Because we did not counter-balance between SPO and OBT trials being presented first, we did not control for first-trial effects. First trial effects in the form of delayed latencies were only seen in the SPO not OBT trials. This first trial effect would have acted opposite to the effect of increased latency we observed for OBT compared to SPO trials. Thus, if we had counter-balanced presentation order we would have expected an even greater difference between SPO and OBT latencies.
Also, the two tasks (SPO and OBT) were not matched for task difficulty. It is possible that the obj-BD patients have a global deficit for difficult cognitive tasks which might have been apparent with a control task matched for task difficulty with the OBT task. However, both the SPO and OBT movement onsets were delayed for the obj-BD patients with respect to the DO and HCs. Thus, although a general influence of task difficulty on the obj-BD patients cannot be ruled out, an effect of the balance deficit was also noted for the simpler SPO tasks. Thus, it is more likely that the balance deficit patients had longer cognitive processing delays for both tasks, due to the need for increased attention integrating vestibular and proprioceptive information during the leaning task [46].
Another point which should be mentioned is the homogeneity and the distribution of diagnoses in the patient group.

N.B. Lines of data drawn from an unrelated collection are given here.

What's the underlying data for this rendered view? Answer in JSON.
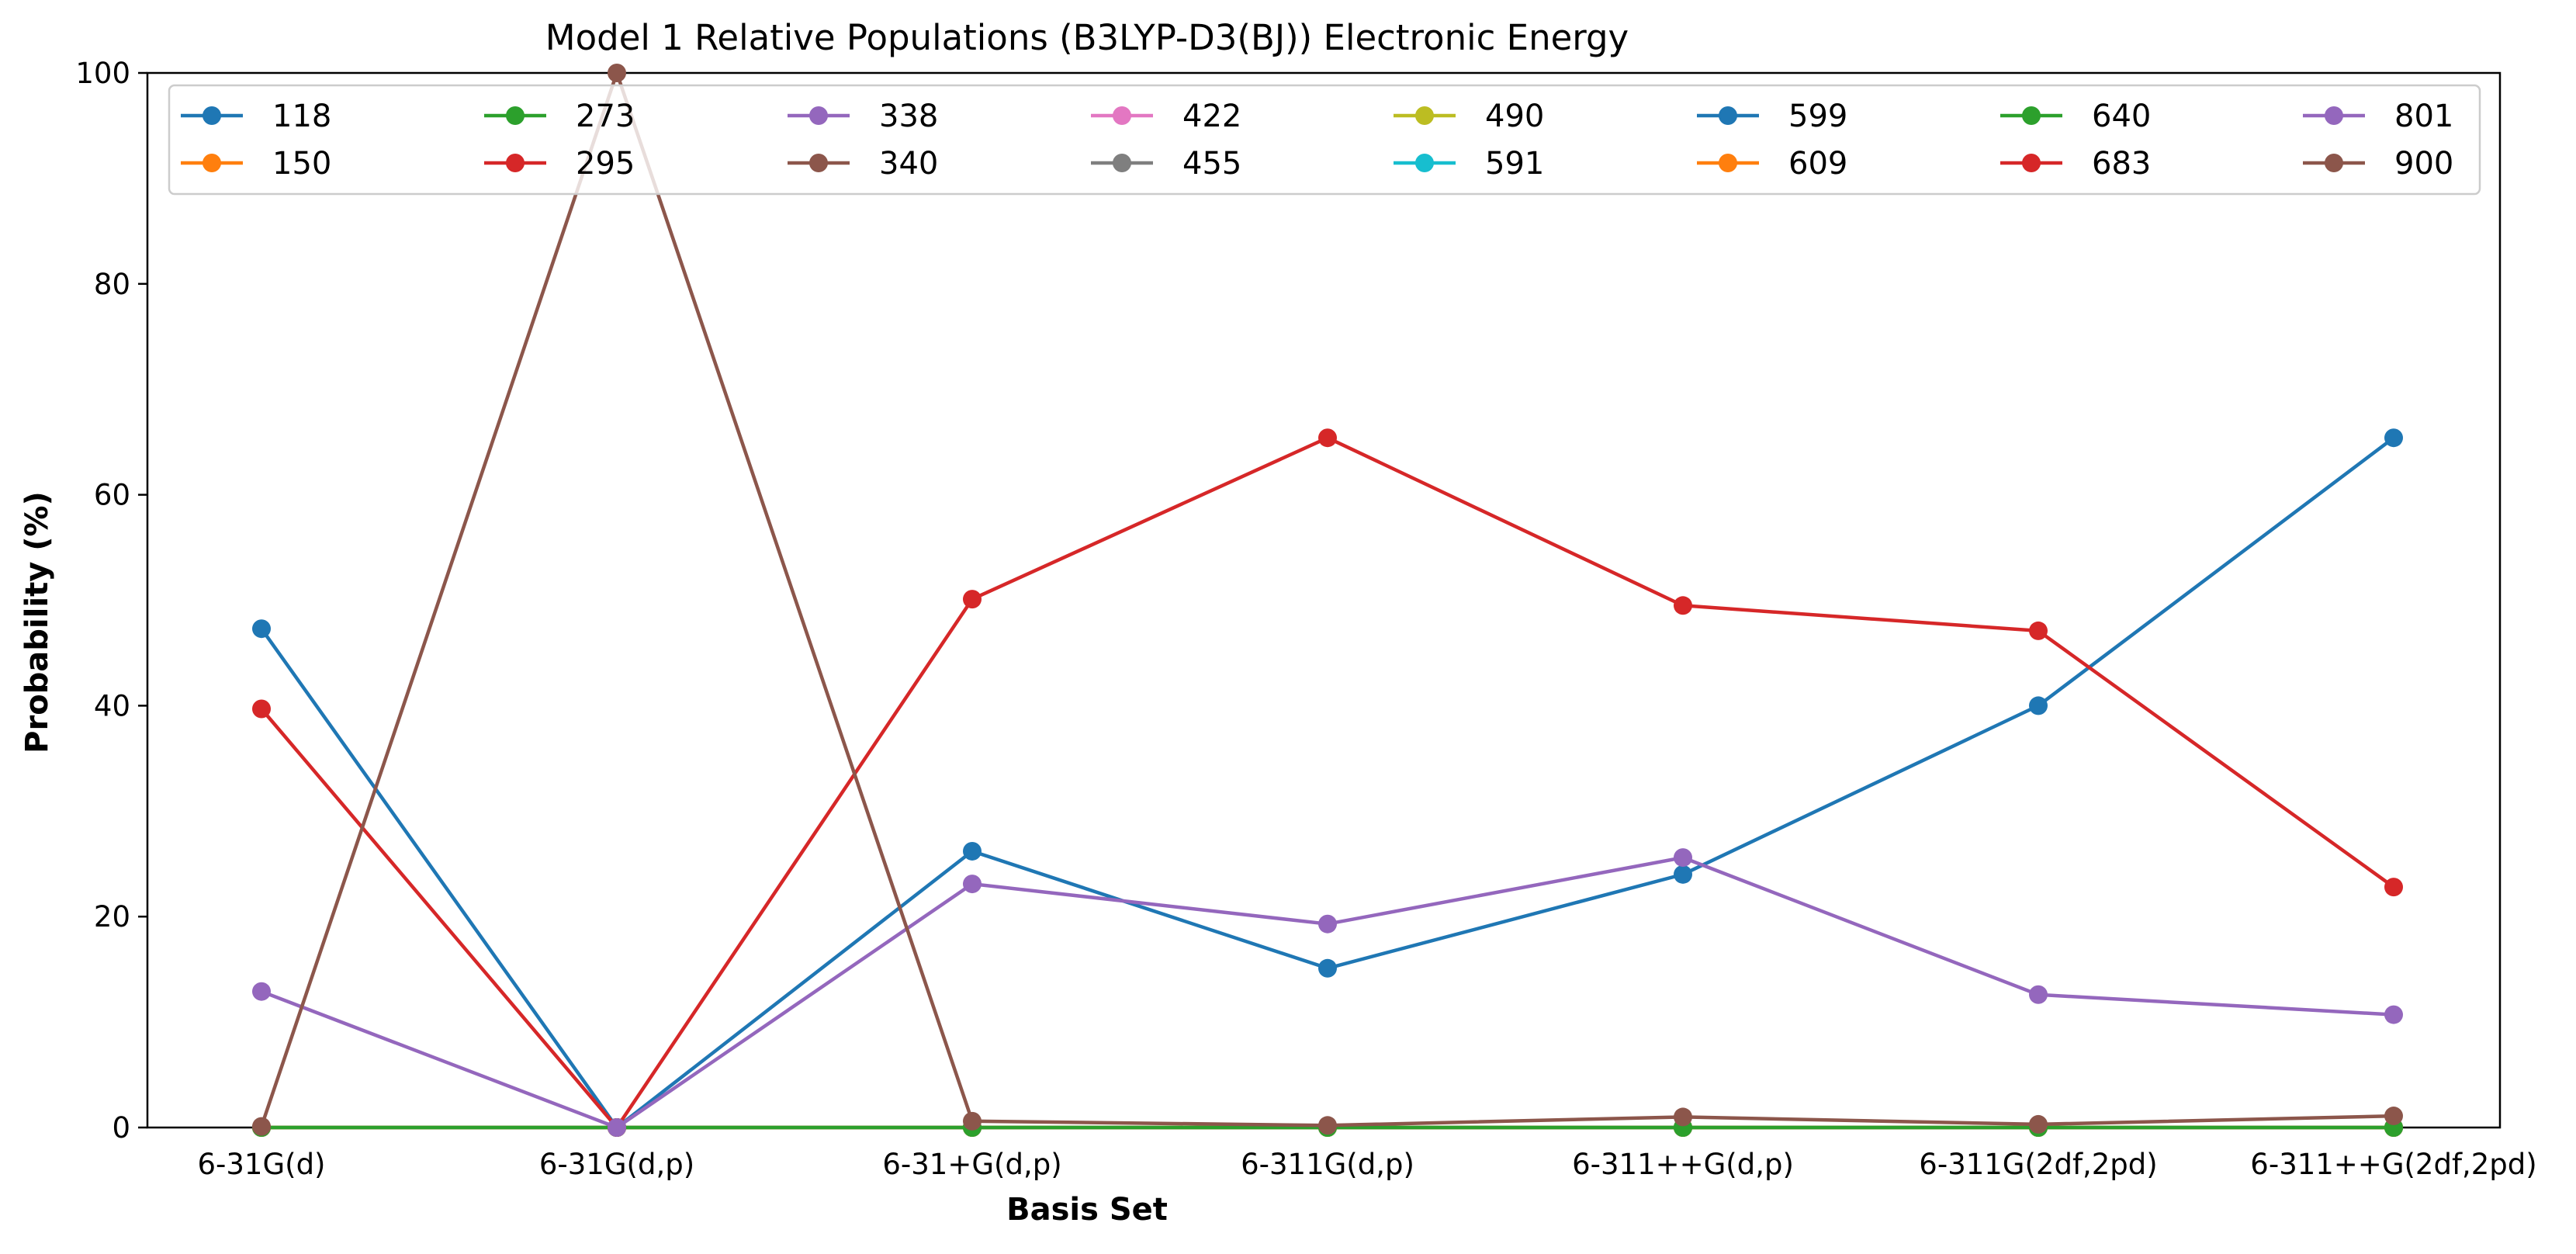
{
  "chart_data": {
    "type": "line",
    "title": "Model 1 Relative Populations (B3LYP-D3(BJ)) Electronic Energy",
    "xlabel": "Basis Set",
    "ylabel": "Probability (%)",
    "ylim": [
      0,
      100
    ],
    "yticks": [
      "0",
      "20",
      "40",
      "60",
      "80",
      "100"
    ],
    "grid": false,
    "legend_position": "top",
    "legend_columns": 8,
    "categories": [
      "6-31G(d)",
      "6-31G(d,p)",
      "6-31+G(d,p)",
      "6-311G(d,p)",
      "6-311++G(d,p)",
      "6-311G(2df,2pd)",
      "6-311++G(2df,2pd)"
    ],
    "series": [
      {
        "name": "118",
        "color": "#1f77b4",
        "values": [
          0,
          0,
          0,
          0,
          0,
          0,
          0
        ]
      },
      {
        "name": "150",
        "color": "#ff7f0e",
        "values": [
          0,
          0,
          0,
          0,
          0,
          0,
          0
        ]
      },
      {
        "name": "273",
        "color": "#2ca02c",
        "values": [
          0,
          0,
          0,
          0,
          0,
          0,
          0
        ]
      },
      {
        "name": "295",
        "color": "#d62728",
        "values": [
          0,
          0,
          0,
          0,
          0,
          0,
          0
        ]
      },
      {
        "name": "338",
        "color": "#9467bd",
        "values": [
          0,
          0,
          0,
          0,
          0,
          0,
          0
        ]
      },
      {
        "name": "340",
        "color": "#8c564b",
        "values": [
          0,
          0,
          0,
          0,
          0,
          0,
          0
        ]
      },
      {
        "name": "422",
        "color": "#e377c2",
        "values": [
          0,
          0,
          0,
          0,
          0,
          0,
          0
        ]
      },
      {
        "name": "455",
        "color": "#7f7f7f",
        "values": [
          0,
          0,
          0,
          0,
          0,
          0,
          0
        ]
      },
      {
        "name": "490",
        "color": "#bcbd22",
        "values": [
          0,
          0,
          0,
          0,
          0,
          0,
          0
        ]
      },
      {
        "name": "591",
        "color": "#17becf",
        "values": [
          0,
          0,
          0,
          0,
          0,
          0,
          0
        ]
      },
      {
        "name": "599",
        "color": "#1f77b4",
        "values": [
          47.3,
          0,
          26.2,
          15.1,
          24.0,
          40.0,
          65.4
        ]
      },
      {
        "name": "609",
        "color": "#ff7f0e",
        "values": [
          0,
          0,
          0,
          0,
          0,
          0,
          0
        ]
      },
      {
        "name": "640",
        "color": "#2ca02c",
        "values": [
          0,
          0,
          0,
          0,
          0,
          0,
          0
        ]
      },
      {
        "name": "683",
        "color": "#d62728",
        "values": [
          39.7,
          0,
          50.1,
          65.4,
          49.5,
          47.1,
          22.8
        ]
      },
      {
        "name": "801",
        "color": "#9467bd",
        "values": [
          12.9,
          0,
          23.1,
          19.3,
          25.6,
          12.6,
          10.7
        ]
      },
      {
        "name": "900",
        "color": "#8c564b",
        "values": [
          0.1,
          100,
          0.6,
          0.2,
          1.0,
          0.3,
          1.1
        ]
      }
    ]
  }
}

While the three diagnostic types we used for the patients with obj-BD are representative for patients among the chronic balance disorders population [10] studies with larger numbers of patients within each type may yield differences in disembodied and embodied body perceptions.

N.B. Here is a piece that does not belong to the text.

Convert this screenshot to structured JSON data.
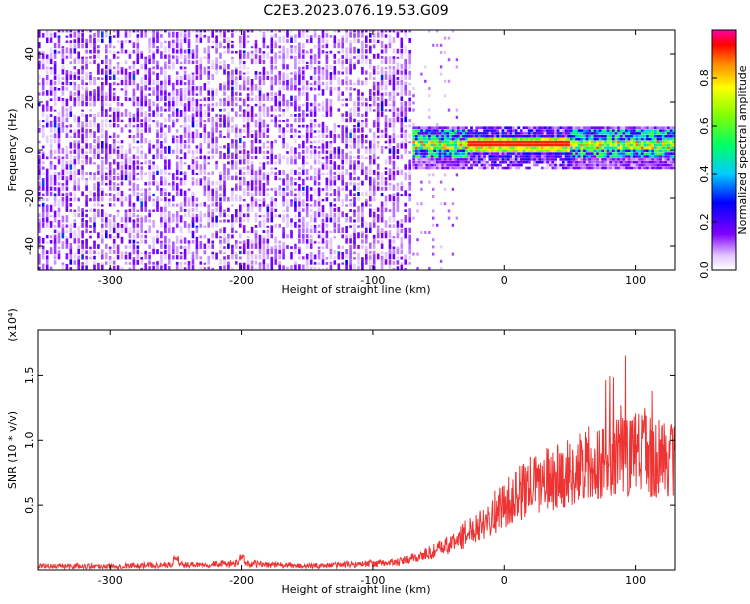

It could be argued that the patients with phobic postural vertigo (PPV) should in the group with dizziness only (DO). However, these patients clearly had deficits in balance control not present in the DO group. The form of the balance deficit - easier stance and gait tasks showed excessive trunk sway whereas harder to perform balance tasks had normal sway - fitted previous descriptions of PPV patients as did their obsessive-compulsive behaviour [9, 38]. Although we could not find an organic reason for their unstable balance, this does not mean that one did not exist. Standard clinical tasks were carried out to test for vestibular function. Tests of utricle function using vestibular evoked myogenic potentials of ocular muscles [31, 42] were not performed. Thus we cannot rule out an utricle pathology in these patients. It is also possible that the high values of phobic anxiety (the PPV patients were among the highest scores in the BSI category) influence both vestibulo-ocular and -spinal reflexes in these patients [45].
Conclusion
Our results indicate that movements which require an own body transformation are deficient in patients with chronic balance disorders and impacts their balance control. This knowledge improves understanding in cognitive aspects of balance control and provides a theoretical basis for the development of clinical trials of balance control. We would suggest including disembodied cognitive training into balance deficit therapy in order to train this contribution of central processes to balance control.